To check correctness, I needed to implement my `HasCycle`

operator (without resorting to Floyd’s algorithm). I used the transitive closure of the successor function for this, which is called `TC`

here. If the transitive closure contains the pair `(node, NIL)`

, then the list that starts with `node`

does not contain a cycle:

```
HasCycle(node) == LET R == {<<s, t>> \in Nodes \X (Nodes \union {NIL}): succ[s] = t }
IN <<node, NIL>> \notin TC(R)
```

The above definition is “cheating” a bit, since we’ve defined a cycle by what it isn’t. It also wouldn’t work if we allowed infinite lists, since those don’t have cycles nor do they have *NIL* nodes.

Here’s a better definition: a linked list that starts with *node* contains a cycle if there exists some node *n* that is reachable from *node* and from itself.

```
HasCycle2(node) ==
LET R == {<<s, t>> \in Nodes \X (Nodes \union {NIL}): succ[s] = t }
IN \E n \in Nodes : /\ <<node, n>> \in TC(R)
/\ <<n, n>> \in TC(R)
```

To implement the transitive closure in TLA+, I used an existing implementation

from the TLA+ repository itself:

```
TC(R) ==
LET Support(X) == {r[1] : r \in X} \cup {r[2] : r \in X}
S == Support(R)
RECURSIVE TCR(_)
TCR(T) == IF T = {}
THEN R
ELSE LET r == CHOOSE s \in T : TRUE
RR == TCR(T \ {r})
IN RR \cup {<<s, t>> \in S \X S :
<<s, r>> \in RR /\ <<r, t>> \in RR}
IN TCR(S)
```

The full model is the lorin/tla-tortoise-hare repo on GitHub.

- Thanks to Reginald Braithwaite for the reference in his excellent book Javascript Allongé. ↩

In case you’re interested, I looked at total correctness here: https://davecturner.github.io/2018/04/11/tortoise-and-hare.html

One nitpick: defining NIL as a CONSTANT like that is incorrect (even though in this particular case, TLC would work, but that’s only because TLC doesn’t check the actual spec, but a derived one).
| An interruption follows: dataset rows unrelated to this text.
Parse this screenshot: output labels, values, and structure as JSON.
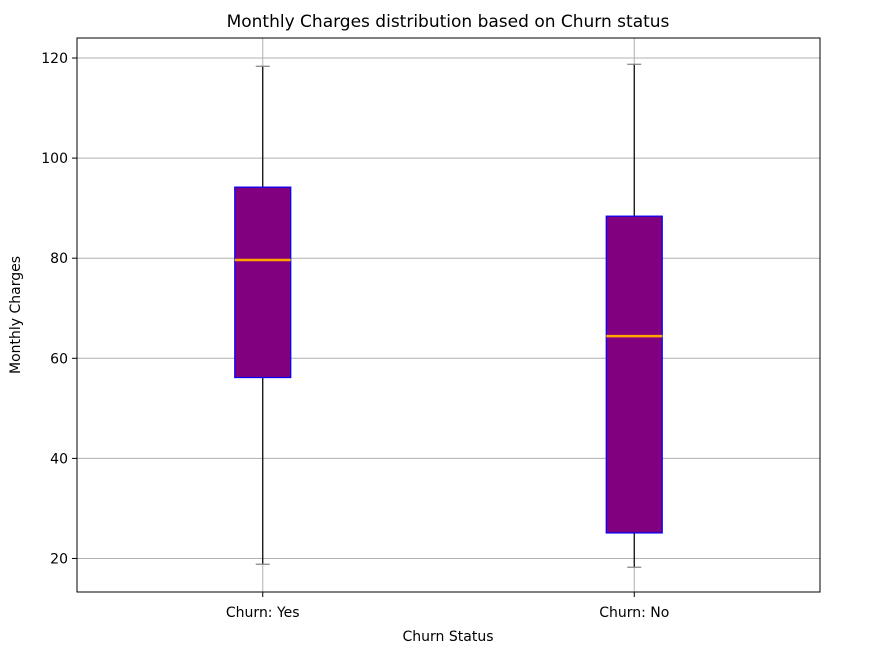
{
  "chart_data": {
    "type": "box",
    "title": "Monthly Charges distribution based on Churn status",
    "xlabel": "Churn Status",
    "ylabel": "Monthly Charges",
    "categories": [
      "Churn: Yes",
      "Churn: No"
    ],
    "yticks": [
      20,
      40,
      60,
      80,
      100,
      120
    ],
    "ylim": [
      13.3,
      124.0
    ],
    "grid": true,
    "boxes": [
      {
        "label": "Churn: Yes",
        "whislo": 18.85,
        "q1": 56.15,
        "median": 79.65,
        "q3": 94.2,
        "whishi": 118.35
      },
      {
        "label": "Churn: No",
        "whislo": 18.25,
        "q1": 25.1,
        "median": 64.43,
        "q3": 88.4,
        "whishi": 118.75
      }
    ],
    "colors": {
      "box_fill": "#800080",
      "box_edge": "#0000ff",
      "median": "#ffa500",
      "whisker": "#000000",
      "cap": "#808080",
      "grid": "#b0b0b0"
    }
  }
}
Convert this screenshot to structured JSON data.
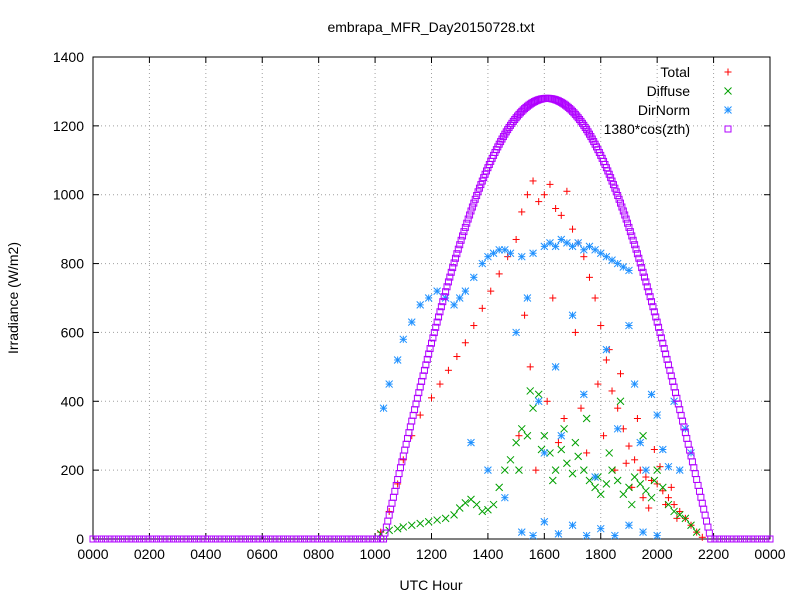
{
  "chart_data": {
    "type": "scatter",
    "title": "embrapa_MFR_Day20150728.txt",
    "xlabel": "UTC Hour",
    "ylabel": "Irradiance (W/m2)",
    "xlim": [
      0,
      24
    ],
    "ylim": [
      0,
      1400
    ],
    "x_ticks": [
      0,
      2,
      4,
      6,
      8,
      10,
      12,
      14,
      16,
      18,
      20,
      22,
      24
    ],
    "x_tick_labels": [
      "0000",
      "0200",
      "0400",
      "0600",
      "0800",
      "1000",
      "1200",
      "1400",
      "1600",
      "1800",
      "2000",
      "2200",
      "0000"
    ],
    "y_ticks": [
      0,
      200,
      400,
      600,
      800,
      1000,
      1200,
      1400
    ],
    "y_tick_labels": [
      "0",
      "200",
      "400",
      "600",
      "800",
      "1000",
      "1200",
      "1400"
    ],
    "grid": true,
    "legend_position": "top-right",
    "series": [
      {
        "name": "Total",
        "color": "#ff0000",
        "marker": "plus",
        "points": [
          [
            10.2,
            20
          ],
          [
            10.5,
            80
          ],
          [
            10.8,
            160
          ],
          [
            11.0,
            230
          ],
          [
            11.3,
            300
          ],
          [
            11.6,
            360
          ],
          [
            12.0,
            410
          ],
          [
            12.3,
            450
          ],
          [
            12.6,
            490
          ],
          [
            12.9,
            530
          ],
          [
            13.2,
            570
          ],
          [
            13.5,
            620
          ],
          [
            13.8,
            670
          ],
          [
            14.1,
            720
          ],
          [
            14.4,
            770
          ],
          [
            14.7,
            820
          ],
          [
            15.0,
            870
          ],
          [
            15.2,
            950
          ],
          [
            15.4,
            1000
          ],
          [
            15.6,
            1040
          ],
          [
            15.8,
            980
          ],
          [
            16.0,
            1000
          ],
          [
            16.2,
            1030
          ],
          [
            16.4,
            960
          ],
          [
            16.6,
            940
          ],
          [
            16.8,
            1010
          ],
          [
            17.0,
            900
          ],
          [
            17.2,
            860
          ],
          [
            17.4,
            820
          ],
          [
            17.6,
            760
          ],
          [
            17.8,
            700
          ],
          [
            18.0,
            620
          ],
          [
            18.2,
            520
          ],
          [
            18.4,
            430
          ],
          [
            18.6,
            380
          ],
          [
            18.8,
            320
          ],
          [
            19.0,
            270
          ],
          [
            19.2,
            230
          ],
          [
            19.4,
            200
          ],
          [
            19.6,
            180
          ],
          [
            19.8,
            170
          ],
          [
            20.0,
            160
          ],
          [
            20.2,
            140
          ],
          [
            20.4,
            120
          ],
          [
            20.6,
            100
          ],
          [
            20.8,
            80
          ],
          [
            21.0,
            60
          ],
          [
            21.2,
            40
          ],
          [
            21.4,
            20
          ],
          [
            21.6,
            5
          ],
          [
            15.1,
            300
          ],
          [
            15.3,
            650
          ],
          [
            15.5,
            500
          ],
          [
            15.7,
            200
          ],
          [
            16.1,
            400
          ],
          [
            16.3,
            700
          ],
          [
            16.5,
            280
          ],
          [
            16.7,
            350
          ],
          [
            17.1,
            600
          ],
          [
            17.3,
            380
          ],
          [
            17.5,
            250
          ],
          [
            17.9,
            450
          ],
          [
            18.1,
            300
          ],
          [
            18.3,
            550
          ],
          [
            18.5,
            200
          ],
          [
            18.7,
            480
          ],
          [
            18.9,
            220
          ],
          [
            19.1,
            150
          ],
          [
            19.3,
            350
          ],
          [
            19.5,
            120
          ],
          [
            19.7,
            90
          ],
          [
            19.9,
            260
          ],
          [
            20.1,
            210
          ],
          [
            20.3,
            100
          ],
          [
            20.5,
            150
          ],
          [
            20.7,
            60
          ]
        ]
      },
      {
        "name": "Diffuse",
        "color": "#00a000",
        "marker": "cross",
        "points": [
          [
            10.2,
            15
          ],
          [
            10.5,
            25
          ],
          [
            10.8,
            30
          ],
          [
            11.0,
            35
          ],
          [
            11.3,
            40
          ],
          [
            11.6,
            45
          ],
          [
            11.9,
            50
          ],
          [
            12.2,
            55
          ],
          [
            12.5,
            60
          ],
          [
            12.8,
            70
          ],
          [
            13.0,
            90
          ],
          [
            13.2,
            105
          ],
          [
            13.4,
            115
          ],
          [
            13.6,
            100
          ],
          [
            13.8,
            80
          ],
          [
            14.0,
            85
          ],
          [
            14.2,
            100
          ],
          [
            14.4,
            150
          ],
          [
            14.6,
            200
          ],
          [
            14.8,
            230
          ],
          [
            15.0,
            280
          ],
          [
            15.2,
            320
          ],
          [
            15.4,
            300
          ],
          [
            15.6,
            380
          ],
          [
            15.8,
            420
          ],
          [
            16.0,
            300
          ],
          [
            16.2,
            250
          ],
          [
            16.4,
            200
          ],
          [
            16.6,
            260
          ],
          [
            16.8,
            220
          ],
          [
            17.0,
            190
          ],
          [
            17.2,
            240
          ],
          [
            17.4,
            200
          ],
          [
            17.6,
            170
          ],
          [
            17.8,
            150
          ],
          [
            18.0,
            130
          ],
          [
            18.2,
            160
          ],
          [
            18.4,
            200
          ],
          [
            18.6,
            170
          ],
          [
            18.8,
            130
          ],
          [
            19.0,
            150
          ],
          [
            19.2,
            180
          ],
          [
            19.4,
            160
          ],
          [
            19.6,
            140
          ],
          [
            19.8,
            120
          ],
          [
            20.0,
            200
          ],
          [
            20.2,
            150
          ],
          [
            20.4,
            100
          ],
          [
            20.6,
            80
          ],
          [
            20.8,
            70
          ],
          [
            21.0,
            60
          ],
          [
            21.2,
            40
          ],
          [
            21.4,
            20
          ],
          [
            15.1,
            200
          ],
          [
            15.5,
            430
          ],
          [
            15.9,
            260
          ],
          [
            16.3,
            170
          ],
          [
            16.7,
            320
          ],
          [
            17.1,
            280
          ],
          [
            17.5,
            350
          ],
          [
            17.9,
            180
          ],
          [
            18.3,
            250
          ],
          [
            18.7,
            400
          ],
          [
            19.1,
            100
          ],
          [
            19.5,
            300
          ],
          [
            19.9,
            170
          ]
        ]
      },
      {
        "name": "DirNorm",
        "color": "#1e90ff",
        "marker": "star",
        "points": [
          [
            10.3,
            380
          ],
          [
            10.5,
            450
          ],
          [
            10.8,
            520
          ],
          [
            11.0,
            580
          ],
          [
            11.3,
            630
          ],
          [
            11.6,
            680
          ],
          [
            11.9,
            700
          ],
          [
            12.2,
            720
          ],
          [
            12.5,
            700
          ],
          [
            12.8,
            680
          ],
          [
            13.0,
            700
          ],
          [
            13.2,
            720
          ],
          [
            13.5,
            760
          ],
          [
            13.8,
            800
          ],
          [
            14.0,
            820
          ],
          [
            14.2,
            830
          ],
          [
            14.4,
            840
          ],
          [
            14.6,
            840
          ],
          [
            14.8,
            830
          ],
          [
            15.2,
            820
          ],
          [
            15.6,
            830
          ],
          [
            16.0,
            850
          ],
          [
            16.2,
            860
          ],
          [
            16.4,
            850
          ],
          [
            16.6,
            870
          ],
          [
            16.8,
            860
          ],
          [
            17.0,
            850
          ],
          [
            17.2,
            860
          ],
          [
            17.4,
            840
          ],
          [
            17.6,
            850
          ],
          [
            17.8,
            840
          ],
          [
            18.0,
            830
          ],
          [
            18.2,
            820
          ],
          [
            18.4,
            810
          ],
          [
            18.6,
            800
          ],
          [
            18.8,
            790
          ],
          [
            19.0,
            780
          ],
          [
            15.0,
            600
          ],
          [
            15.4,
            700
          ],
          [
            15.8,
            400
          ],
          [
            16.0,
            250
          ],
          [
            16.4,
            500
          ],
          [
            16.6,
            300
          ],
          [
            17.0,
            650
          ],
          [
            17.4,
            420
          ],
          [
            17.8,
            180
          ],
          [
            18.2,
            550
          ],
          [
            18.6,
            320
          ],
          [
            19.0,
            620
          ],
          [
            19.2,
            450
          ],
          [
            19.4,
            280
          ],
          [
            19.6,
            200
          ],
          [
            19.8,
            420
          ],
          [
            20.0,
            360
          ],
          [
            20.2,
            260
          ],
          [
            20.4,
            210
          ],
          [
            20.6,
            400
          ],
          [
            20.8,
            200
          ],
          [
            21.0,
            320
          ],
          [
            21.2,
            250
          ],
          [
            13.4,
            280
          ],
          [
            14.0,
            200
          ],
          [
            14.6,
            120
          ],
          [
            15.2,
            20
          ],
          [
            15.6,
            10
          ],
          [
            16.0,
            50
          ],
          [
            16.5,
            15
          ],
          [
            17.0,
            40
          ],
          [
            17.5,
            10
          ],
          [
            18.0,
            30
          ],
          [
            18.5,
            10
          ],
          [
            19.0,
            40
          ],
          [
            19.5,
            20
          ],
          [
            20.0,
            10
          ]
        ]
      },
      {
        "name": "1380*cos(zth)",
        "color": "#b000ff",
        "marker": "square",
        "curve": {
          "type": "solar",
          "amplitude": 1380,
          "peak_value": 1280,
          "peak_x": 16.1,
          "x_start": 10.3,
          "x_end": 21.9,
          "step": 0.05
        }
      }
    ]
  }
}
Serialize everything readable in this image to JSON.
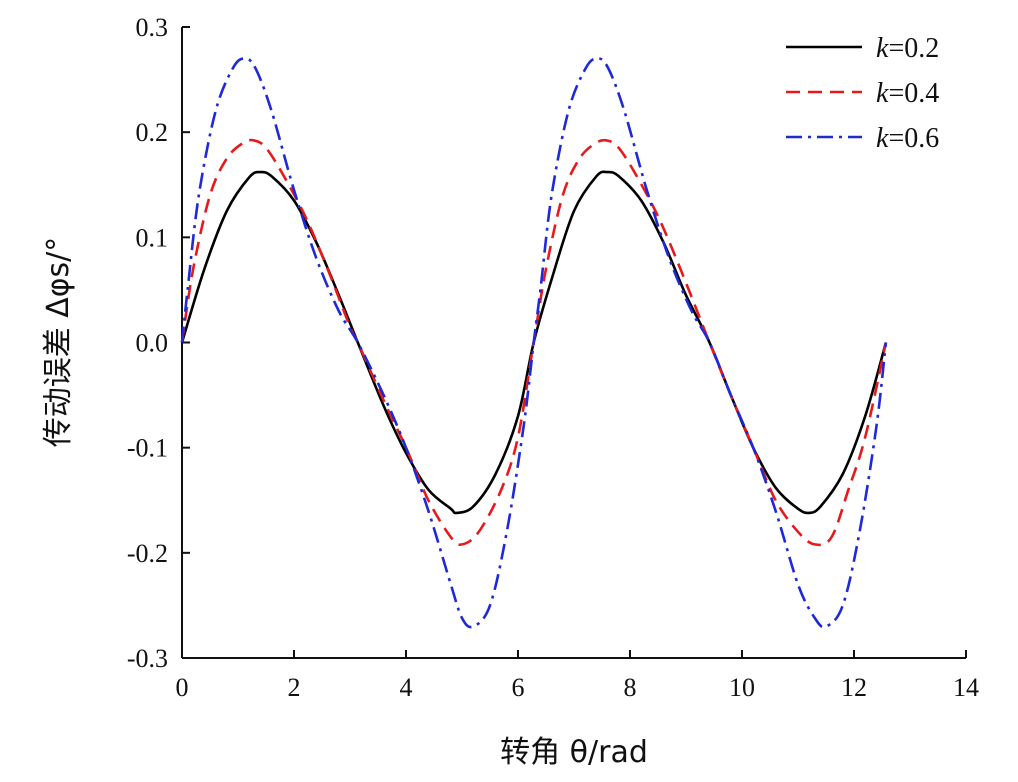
{
  "chart_data": {
    "type": "line",
    "xlabel": "转角 θ/rad",
    "ylabel": "传动误差 Δφs/°",
    "xlim": [
      0,
      14
    ],
    "ylim": [
      -0.3,
      0.3
    ],
    "x_ticks": [
      "0",
      "2",
      "4",
      "6",
      "8",
      "10",
      "12",
      "14"
    ],
    "y_ticks": [
      "0.3",
      "0.2",
      "0.1",
      "0.0",
      "-0.1",
      "-0.2",
      "-0.3"
    ],
    "legend_position": "top-right",
    "grid": false,
    "series": [
      {
        "name": "k=0.2",
        "label_k": "k",
        "label_val": "=0.2",
        "color": "#000000",
        "style": "solid",
        "x": [
          0,
          0.4,
          0.8,
          1.2,
          1.4,
          1.6,
          2.0,
          2.4,
          2.8,
          3.14,
          3.6,
          4.0,
          4.4,
          4.8,
          4.9,
          5.2,
          5.6,
          6.0,
          6.28,
          6.6,
          7.0,
          7.4,
          7.6,
          7.8,
          8.2,
          8.6,
          9.0,
          9.42,
          9.8,
          10.2,
          10.6,
          11.0,
          11.2,
          11.4,
          11.8,
          12.2,
          12.57
        ],
        "y": [
          0.0,
          0.07,
          0.125,
          0.157,
          0.162,
          0.158,
          0.135,
          0.095,
          0.045,
          0.0,
          -0.06,
          -0.105,
          -0.14,
          -0.158,
          -0.162,
          -0.156,
          -0.125,
          -0.07,
          0.0,
          0.06,
          0.125,
          0.158,
          0.162,
          0.158,
          0.135,
          0.095,
          0.045,
          0.0,
          -0.05,
          -0.1,
          -0.138,
          -0.158,
          -0.162,
          -0.156,
          -0.125,
          -0.07,
          0.0
        ]
      },
      {
        "name": "k=0.4",
        "label_k": "k",
        "label_val": "=0.4",
        "color": "#e8191b",
        "style": "dashed",
        "x": [
          0,
          0.2,
          0.5,
          0.8,
          1.1,
          1.3,
          1.5,
          1.8,
          2.2,
          2.6,
          3.0,
          3.14,
          3.6,
          4.0,
          4.4,
          4.8,
          5.0,
          5.3,
          5.7,
          6.0,
          6.28,
          6.5,
          6.8,
          7.1,
          7.4,
          7.6,
          7.8,
          8.1,
          8.5,
          8.9,
          9.42,
          9.8,
          10.2,
          10.6,
          11.0,
          11.3,
          11.6,
          11.9,
          12.2,
          12.57
        ],
        "y": [
          0.0,
          0.07,
          0.14,
          0.175,
          0.19,
          0.192,
          0.185,
          0.16,
          0.12,
          0.07,
          0.015,
          0.0,
          -0.055,
          -0.1,
          -0.15,
          -0.185,
          -0.192,
          -0.18,
          -0.14,
          -0.09,
          0.0,
          0.07,
          0.14,
          0.175,
          0.19,
          0.192,
          0.185,
          0.16,
          0.12,
          0.07,
          0.0,
          -0.05,
          -0.1,
          -0.15,
          -0.18,
          -0.192,
          -0.185,
          -0.14,
          -0.09,
          0.0
        ]
      },
      {
        "name": "k=0.6",
        "label_k": "k",
        "label_val": "=0.6",
        "color": "#1e29d8",
        "style": "dashdot",
        "x": [
          0,
          0.1,
          0.3,
          0.6,
          0.9,
          1.1,
          1.3,
          1.6,
          2.0,
          2.4,
          2.8,
          3.14,
          3.6,
          4.0,
          4.4,
          4.8,
          5.0,
          5.2,
          5.5,
          5.8,
          6.1,
          6.28,
          6.4,
          6.6,
          6.9,
          7.2,
          7.4,
          7.6,
          7.9,
          8.3,
          8.7,
          9.1,
          9.42,
          9.8,
          10.2,
          10.6,
          11.0,
          11.3,
          11.5,
          11.8,
          12.1,
          12.4,
          12.57
        ],
        "y": [
          0.0,
          0.05,
          0.14,
          0.22,
          0.26,
          0.27,
          0.262,
          0.22,
          0.145,
          0.08,
          0.03,
          0.0,
          -0.05,
          -0.1,
          -0.16,
          -0.23,
          -0.262,
          -0.27,
          -0.25,
          -0.18,
          -0.08,
          0.0,
          0.05,
          0.14,
          0.22,
          0.26,
          0.27,
          0.262,
          0.22,
          0.145,
          0.08,
          0.03,
          0.0,
          -0.05,
          -0.1,
          -0.16,
          -0.23,
          -0.262,
          -0.27,
          -0.25,
          -0.18,
          -0.08,
          0.0
        ]
      }
    ]
  }
}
The reason is that a CONSTANT is an unbound variable, so your partial correctness theorem is essentially: \A N, NIL : … You’d see that if you tried proving it in TLAPS. You have two options: either adding an `ASSUME NIL \notin Nodes`, in which case your theorem becomes \A N, NIL : NIL \notin Nodes => (…), or, better yet, define NIL directly as `NIL == CHOOSE NIL : NIL \notin Nodes`. Recent versions of the Toolbox would automatically generate a model value, NIL, to override that definition, so it has the advantage of being not only more correct, but less work 🙂

Thanks for pointing that out, I’ve corrected the spec with a note that links to your comment.

Also, you should add `ASSUME N ∈ Nat`, or else Nodes == 1..N could be undefined.